# Öffenlicher Bereich > Thai Rezepte / Küche > Wursterzeugung DACH und Thailand >  Räuchern - Rehsalami

## Enrico

Nun gehen wir mal wieder ein Schritt weiter. Hatten seit Tagen auf dem Feld gegenüber des Gartens ein lahmendes Reh, scheinbar mal vom Auto angefahren worden, denn das Rudel geht oft unten an die Strasse. Zusammen mit dem zuständigen Revierförster, haben wir es heute Morgen erlöst. Nun habe ich zwei Keulen und ein großes Stück Rücken liegen. Werd ich morgen dann weiter zerlegen und bis dahin nach Rezepten suchen, was übrig bleibt kommt in den Tiefkühler   ::

----------


## TeigerWutz

_Tipp von einem Fleischer:_

Will man den typischen Wildgeschmack beibehalten, sollte man keine Gewürze verwenden. 
Beim Reh kann man aber gerne Wildgewürze (Lorbeer, Wacholder, Pfeffer) nehmen...... nur halt nix übertreiben.

Salz-Tipp:
1/3 Pökelsalz, 2/3 Kochsalz, eine handvoll brauner Zucker. Den Schinken dann gut einreiben und 1 Woche bei 10-12°C an der Luft ziehen lassen. 
Dann nochmal kräftg einreiben und nach einer Woche nochmal, falls das Stück etwas größer ist. 
Dann ein paar Tage durchbrennen lassen und anschließend gut wässern (6-12 Stunden, je nach Größe und Pökeldauer). 
Vor dem Räuchern dann noch ein oder ein paar Tage trocknen lassen.
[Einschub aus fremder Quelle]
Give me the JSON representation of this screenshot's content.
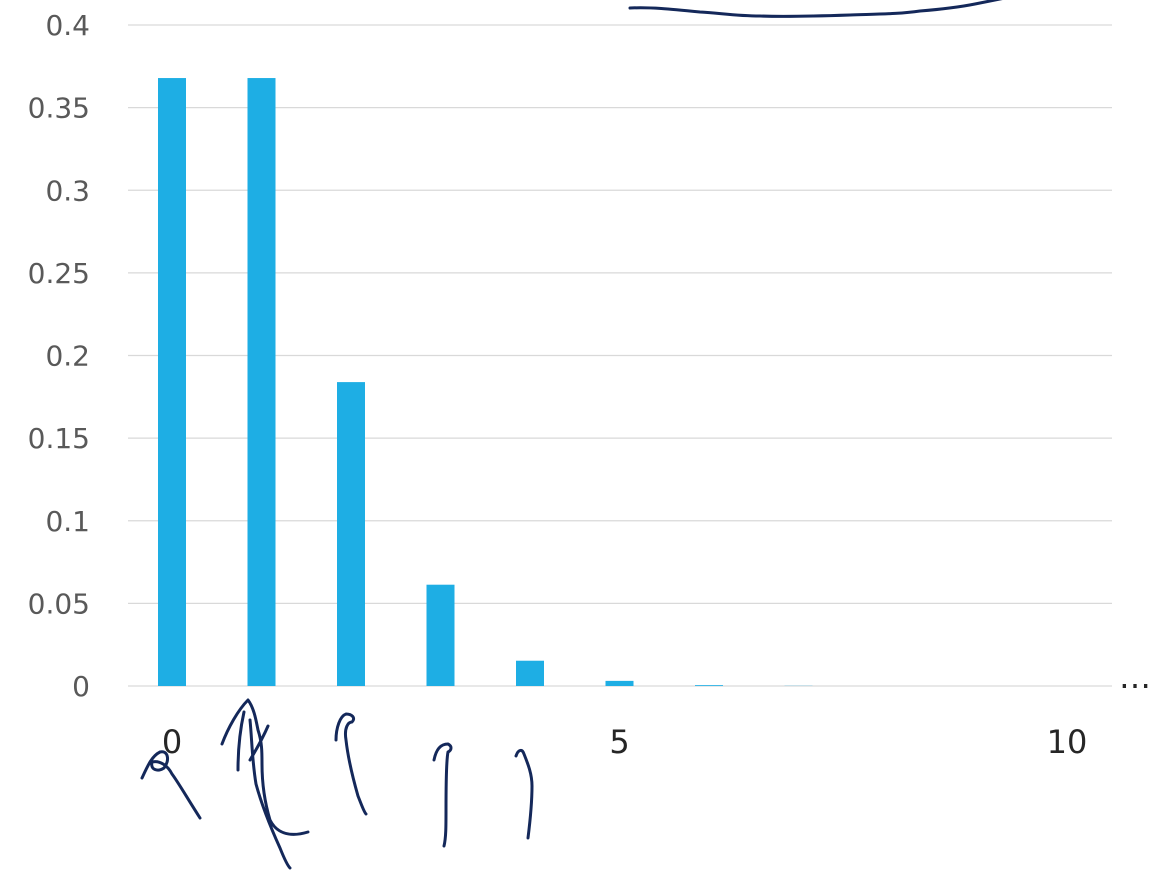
{
  "chart_data": {
    "type": "bar",
    "title": "",
    "xlabel": "",
    "ylabel": "",
    "categories": [
      "0",
      "1",
      "2",
      "3",
      "4",
      "5",
      "6",
      "7",
      "8",
      "9",
      "10"
    ],
    "values": [
      0.3679,
      0.3679,
      0.1839,
      0.0613,
      0.0153,
      0.0031,
      0.0005,
      0.0001,
      0.0,
      0.0,
      0.0
    ],
    "ylim": [
      0,
      0.4
    ],
    "yticks": [
      "0",
      "0.05",
      "0.1",
      "0.15",
      "0.2",
      "0.25",
      "0.3",
      "0.35",
      "0.4"
    ],
    "xtick_labels": [
      {
        "at": 0,
        "label": "0"
      },
      {
        "at": 5,
        "label": "5"
      },
      {
        "at": 10,
        "label": "10"
      }
    ],
    "continuation_label": "…",
    "grid": true,
    "legend": "none",
    "bar_color": "#1eaee4",
    "annotation_color": "#14285a"
  }
}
Der so fabrizierte Wildschweinschinken (von 'nem Bekannten) ist recht gut geworden.

----------


## Enrico

Hm, müsste ja auch mit Reh gehen. Werds mal testen  ::

----------


## TeigerWutz

Jetzt les' ich erst > Rehsalami < willste machen!


Da haette ich ein rezept aus dem net...auch von nem metzker (eig. vom lehrherrn seinem opa!)

1Kg Hirsch oder Reh
1/2kg mageres Schweinfleisch
800gr Rückenspeck ohne Schwarte
80gr Pökelsalz
8Tl gemahlener weißer Pfeffer
2Tl Muskat
1Tl fein zerstoßene Wacholderbeeren
4 zerdrückte Knoblauchzehen
2cl Cognac
Fleisch und Speck in kleine Stücke schneiden 2 cm Kantenlänge und im Gefrierschrank leicht anfrieren. 
Das Wildfleisch durch 3mm Scheibe,Schweinefleisch durch 8mm Scheibe und den Speck durch10 mm Scheibe drehen
Gewürze und Salz zugeben und gut vermengen.
In Dünndärme füllen und gewünschte Länge abbinden.
Nach 2-3 tagen Trockenzeit die Wurst 5-6 Tage Kalträuchern

Jetzt passt's wieder   ::  

Bitte frag mich nicht, ob ich's schon probiert habe. 
Solch' rezepte funzen bei den thailaendischen temperaturen [kaltraeuchern] 100 pro nicht !

TW

----------


## Enrico

Genauso hab ich es auch gefunden und schon ausgedruckt. Testen wir mal.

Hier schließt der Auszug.